The presence of a range of temperatures of cool gas and the central peak in the X-ray surface brightness both suggest that the gas in M87 is radiatively cooling and being accreted onto the center of the galaxy (Gorenstein et al., 1977; Mathews, 1978b). Comparisons between models for the accretion (Mathews and Bregman, 1978; Binney and Cowie, 1981) and the observations suggest that the accretion rate is 3 - 20 M / yr. Like NGC1275 in Perseus, M87 has optical line emitting filaments in its inner regions (Ford and Butcher, 1979; Stauffer and Spinrad, 1979), which may be produced by thermal instabilities in the cooling gas (Fabian and Nulsen, 1977; Mathews and Bregman, 1978). As discussed above for NGC1275, the radio source may be powered by further accretion of a small fraction of the gas onto the nucleus (Mathews, 1978a), while the bulk of the accreted material may form low mass stars (Sarazin and O'Connell, 1983). Both the line emission and halo radio emission are concentrated to the north side of M87. De Young et al. (1980) suggest that M87 is moving at 200 km/s relative to the intracluster gas it is accreting, but Dones and White (1985) show that the thermodynamic structure of the gas is inconsistent with this motion.
Recently, Tucker and Rosner (1983) have suggested a hydrostatic (no accretion) model for M87. The gas in the outer portions of the galaxy is heated by the nonthermal electrons that produce the halo radio emission. Heat is conducted from these hotter outer regions into the cooler central regions, where it is radiated away; unlike Binney and Cowie (1981), Tucker and Rosner assume full thermal conductivity. The heating by nonthermal electrons balances the cooling, and the gas is in thermal equilibrium and hydrostatic. The radio source is itself powered by accretion; thus they argue that the behavior of the system is episodic, with alternating periods of accretion and nonthermal heating.

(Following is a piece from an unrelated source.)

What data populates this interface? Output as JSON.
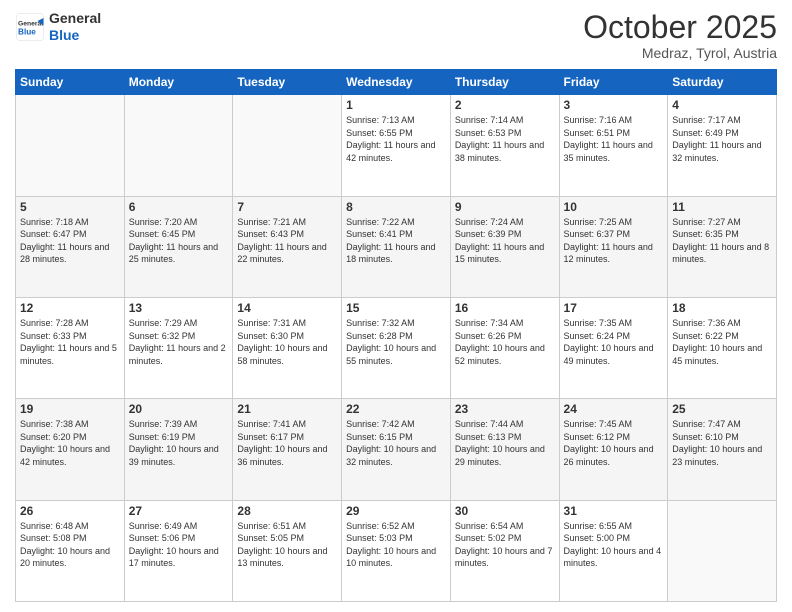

Many other galaxies in the central regions of the Virgo cluster have been detected as X-ray sources with luminosities in the range Lx 1039-41 ergs / s (Forman et al., 1979). Although no spectra are available for these galaxies, it is likely that the X-rays are due to thermal emission from hot gas. Figure 26 shows the X-ray emission from the very optically luminous galaxy M84 and the galaxy M86, which has an X-ray plume extending away from M87. Fabian et al. (1980) suggest that M86 contains hot gas, which is currently being stripped by ram pressure as it moves into the core of the cluster (see Sections 2.10.2 and 5.9). The interpretation of the X-ray emission from M87 and the other galaxies in the Virgo cluster is discussed in more detail in Section 5.8.
Figure 26. The X-ray emission from the Virgo cluster galaxies M86 (east or left) and M84 (west or right) from Forman and Jones (1982). Contours of constant X-ray surface brightness are shown superimposed on an optical image of the galaxies. Note the plume of X-ray emission extending to the north of M86, which may indicate that this galaxy is currently being stripped of its gas.